Er achtete nicht auf den erschreckten Ruf der Frau, die einen Herdring fallen ließ, trat dicht an die Karte und fuhr mit dem Zeigefinger über die dunkel gewordenen Flecken der Länder links des Rheines, bis er den Namen gefunden hatte. Er atmete tief auf, sah die blasse Frau mit seinen durchdringenden Augen an und sagte: »Hab' ich doch gewußt! Liegt ja gar nicht am Rhein!«
»Was ist denn, Herr Wachtmeisterchen?« erwiderte die Frau. »Er war ja nie bei der Nacht im Walde, so wahr mir Gott helfe!«
Erst nach einer Weile konnte Korsanke lächeln. Er legte ihr die Hand auf die Schulter und nickte ihr begütigend zu. »Es ist nicht von wegen deinem Mann«, sagte er, »und du brauchst nicht zu schwören. Es ist nur, weil nicht einmal die Geographie in diesem verfluchten Liede stimmt, und das hätte er wenigstens wissen können, dieser neue Heilbringer!«
Und darnach stieg er wieder in den Sattel und trabte aus dem Dorfe heraus, und er achtete nicht mehr auf die Kinderstimmen, die wieder zweistimmig aus den Fenstern des Schulhauses herausdrangen.

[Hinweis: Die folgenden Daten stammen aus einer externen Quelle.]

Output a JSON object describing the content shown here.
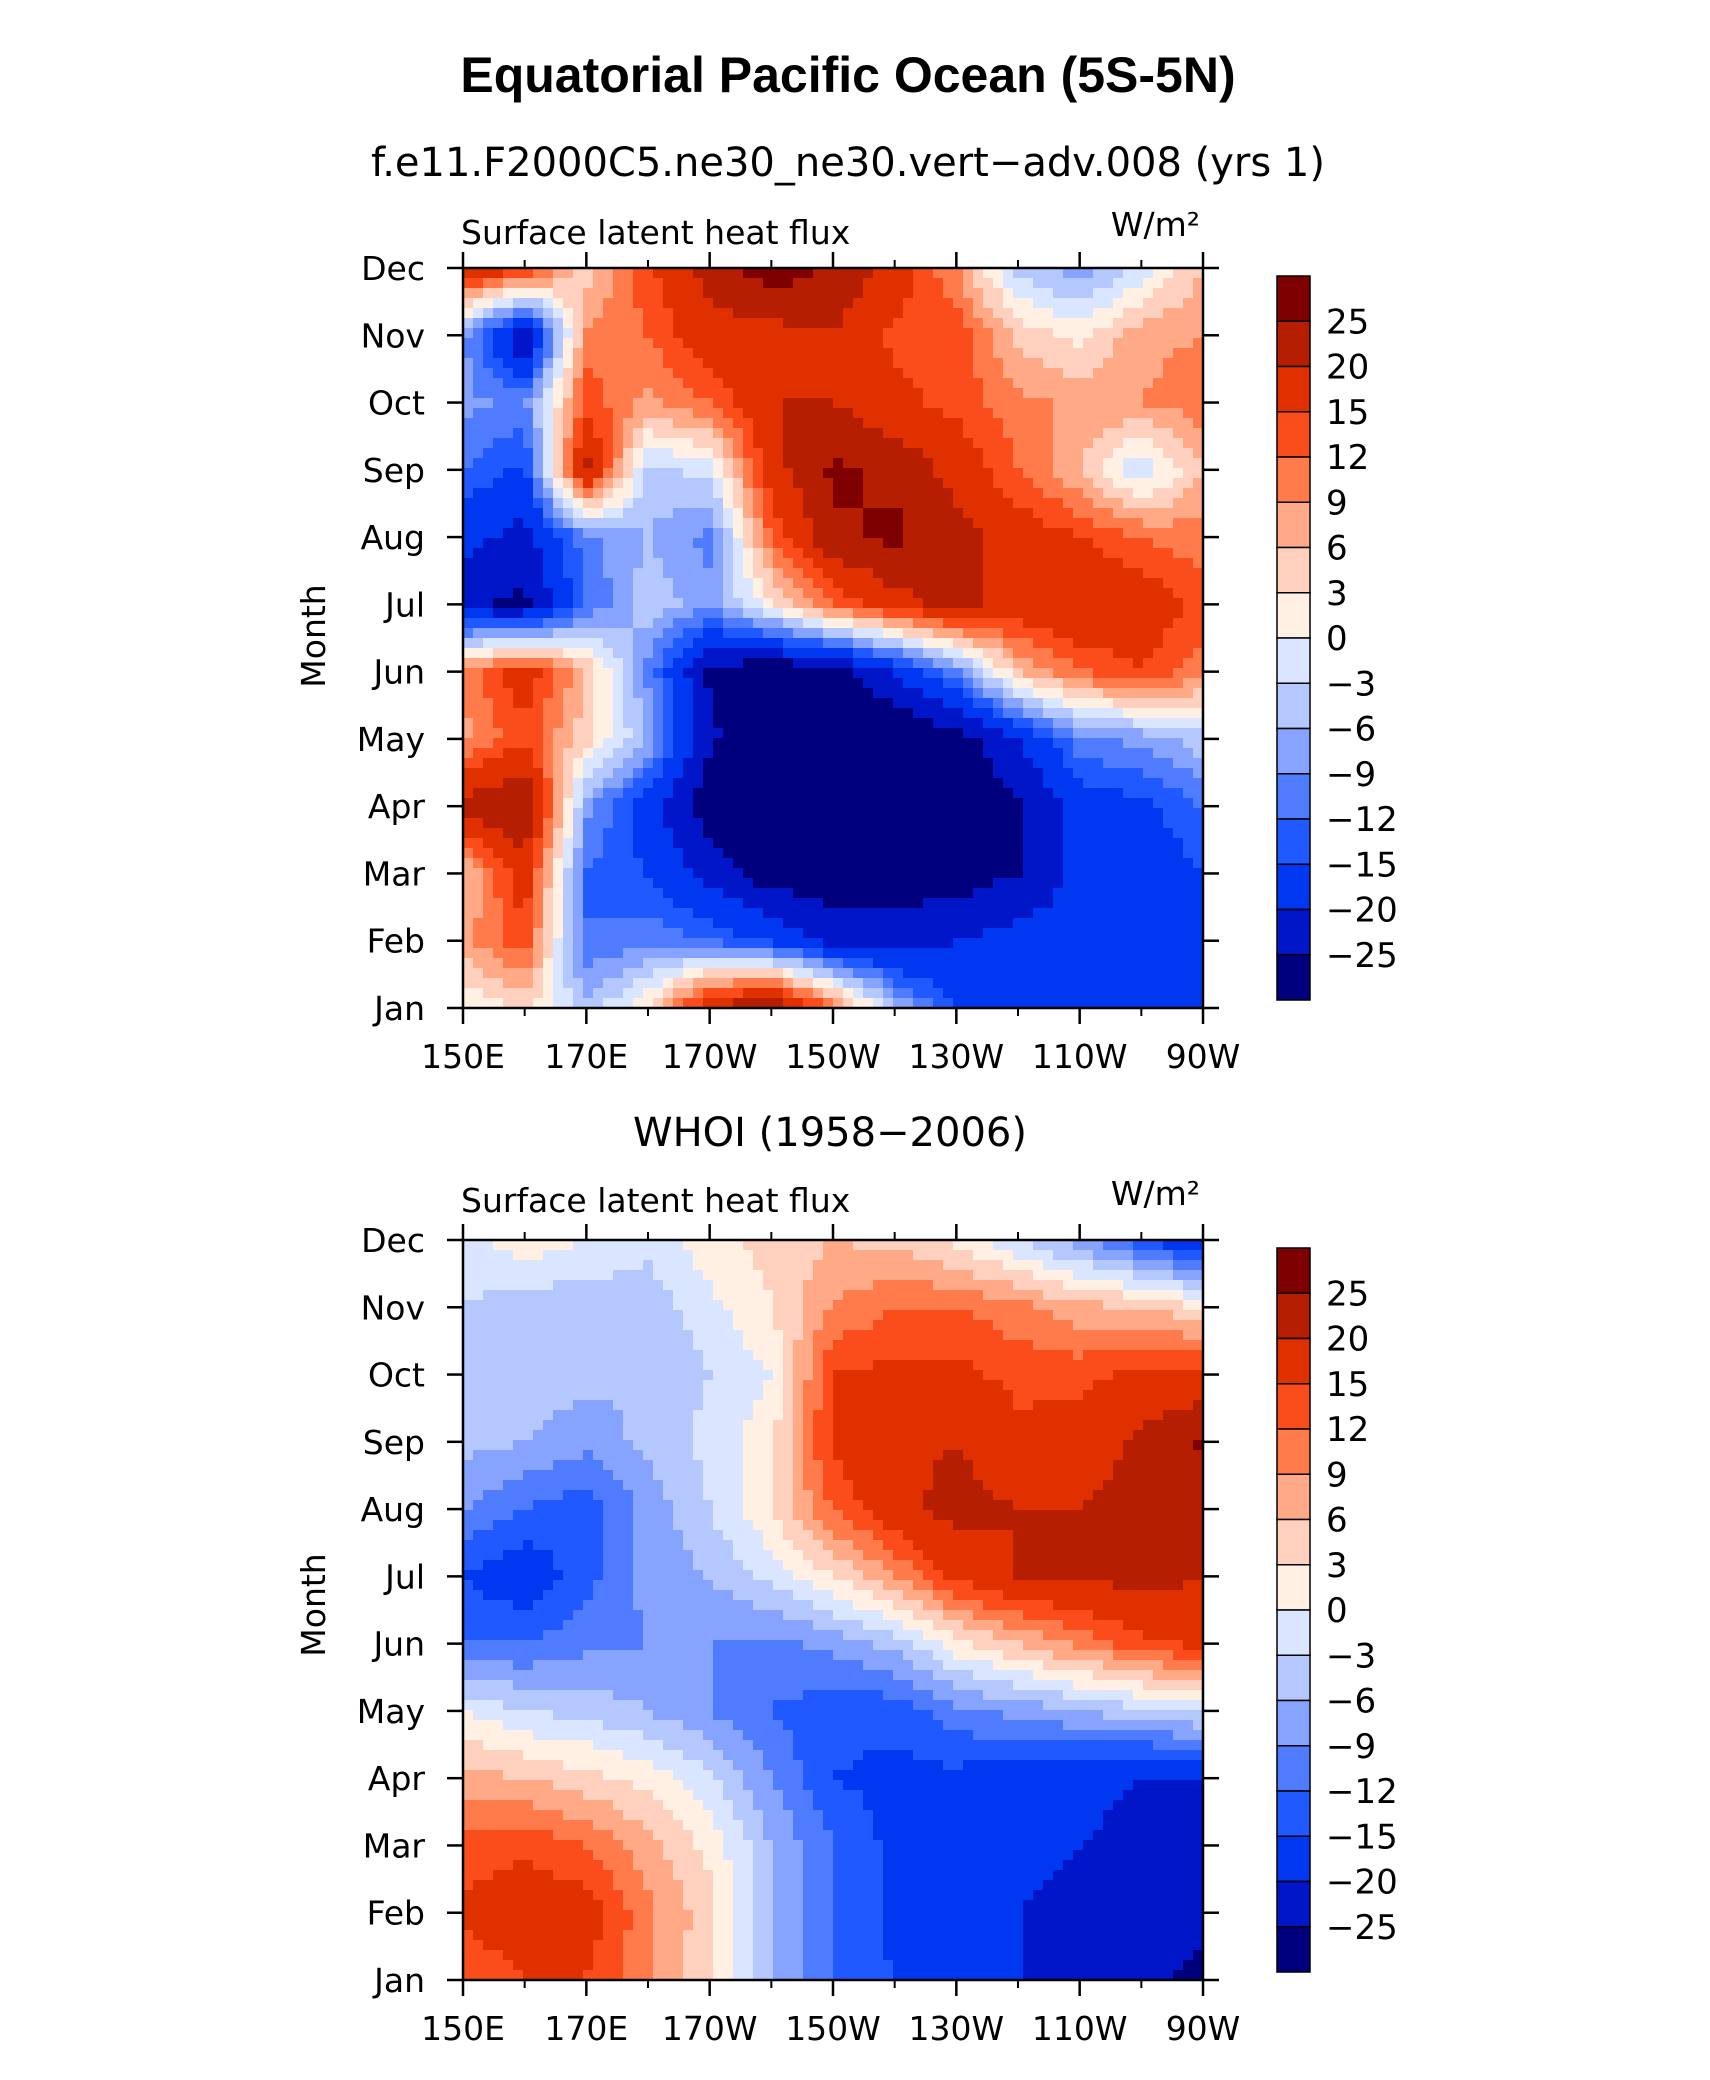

Korsanke ritt um den See herum, immer in scharfem Trabe, und auch den leisen Schmerz fühlte er nicht mehr. Erst als der Weißbuchenwald ihn beschattete, den die Leute »das Paradies« nannten, und in dem vor Jahren Friedrich Jeromin erschossen gelegen hatte, zog er wieder die Zügel an und nahm den Helm an der Stelle ab, wo die alte Frau aus der »Armen Sünde« den Toten bewacht hatte. So vieles trug er in seinem Gedächtnis, und nichts war verlorengegangen, weder Menschenbilder, noch Worte, noch Lieder. Nicht einmal der braune Laubhaufen, der zwischen zwei Baumstümpfen lag, und das Sonnenlicht vergoldete die verdorrten Blätter. Ein gutes Gedächtnis war ein Segen für seinen Beruf, aber Vergeßlichkeit war besser für das menschliche Herz.

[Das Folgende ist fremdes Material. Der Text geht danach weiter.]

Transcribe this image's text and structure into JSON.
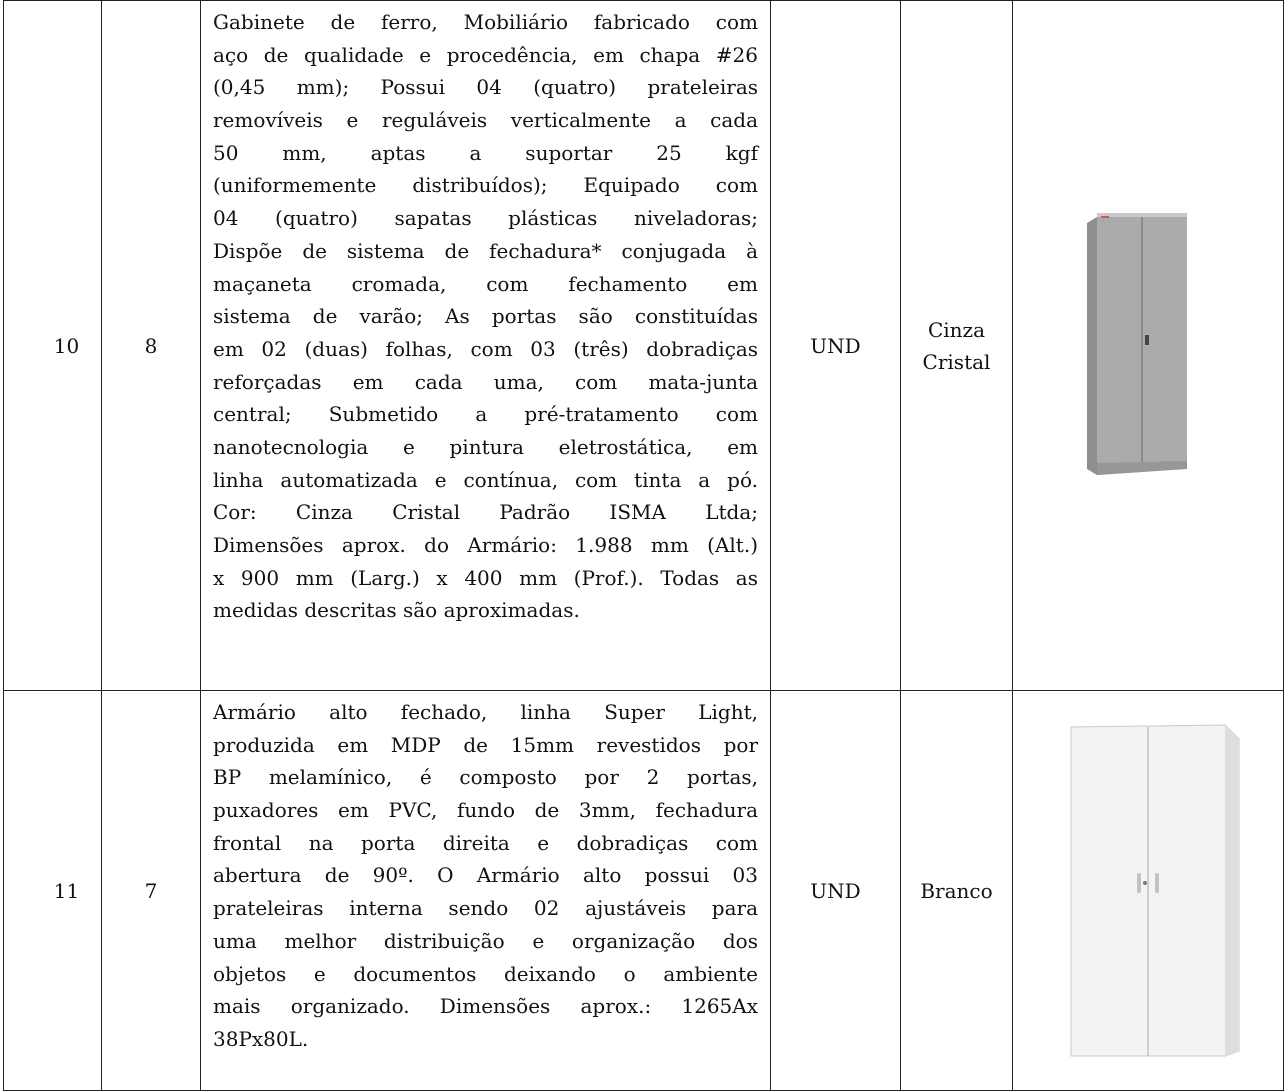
{
  "table": {
    "rows": [
      {
        "item": "10",
        "quantity": "8",
        "description": [
          "Gabinete de ferro, Mobiliário fabricado com",
          "aço de qualidade e procedência, em chapa #26",
          "(0,45 mm); Possui 04 (quatro) prateleiras",
          "removíveis e reguláveis verticalmente a cada",
          "50 mm, aptas a suportar 25 kgf",
          "(uniformemente distribuídos); Equipado com",
          "04 (quatro) sapatas plásticas niveladoras;",
          "Dispõe de sistema de fechadura* conjugada à",
          "maçaneta cromada, com fechamento em",
          "sistema de varão; As portas são constituídas",
          "em 02 (duas) folhas, com 03 (três) dobradiças",
          "reforçadas em cada uma, com mata-junta",
          "central; Submetido a pré-tratamento com",
          "nanotecnologia e pintura eletrostática, em",
          "linha automatizada e contínua, com tinta a pó.",
          "Cor: Cinza Cristal Padrão ISMA Ltda;",
          "Dimensões aprox. do Armário: 1.988 mm (Alt.)",
          "x 900 mm (Larg.) x 400 mm (Prof.). Todas as",
          "medidas descritas são aproximadas."
        ],
        "unit": "UND",
        "color": "Cinza Cristal"
      },
      {
        "item": "11",
        "quantity": "7",
        "description": [
          "Armário alto fechado, linha Super Light,",
          "produzida em MDP de 15mm revestidos por",
          "BP melamínico, é composto por 2 portas,",
          "puxadores em PVC, fundo de 3mm, fechadura",
          "frontal na porta direita e dobradiças com",
          "abertura de 90º. O Armário alto possui 03",
          "prateleiras interna sendo 02 ajustáveis para",
          "uma melhor distribuição e organização dos",
          "objetos e documentos deixando o ambiente",
          "mais organizado. Dimensões aprox.: 1265Ax",
          "38Px80L."
        ],
        "unit": "UND",
        "color": "Branco"
      }
    ]
  }
}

Und nun ritt er nach dem Dorfe, in dem das Mädchen zu Hause war, das dem Toten die »letzte Freude« geschenkt hatte, wie Jakob am Sarge gesagt hatte, und er hatte nie den Verdacht verloren, daß ihr Bruder um das Verbrechen gewußt hatte. Gegen dieses Haus war wieder eine Anzeige bei ihm eingelaufen, einer der zerknitterten Zettel, die er so wohl kannte und auf dem mit schwarzen Buchstaben geschrieben stand, daß Rehdecken und Gehörne auf dem Boden des Hauses versteckt seien.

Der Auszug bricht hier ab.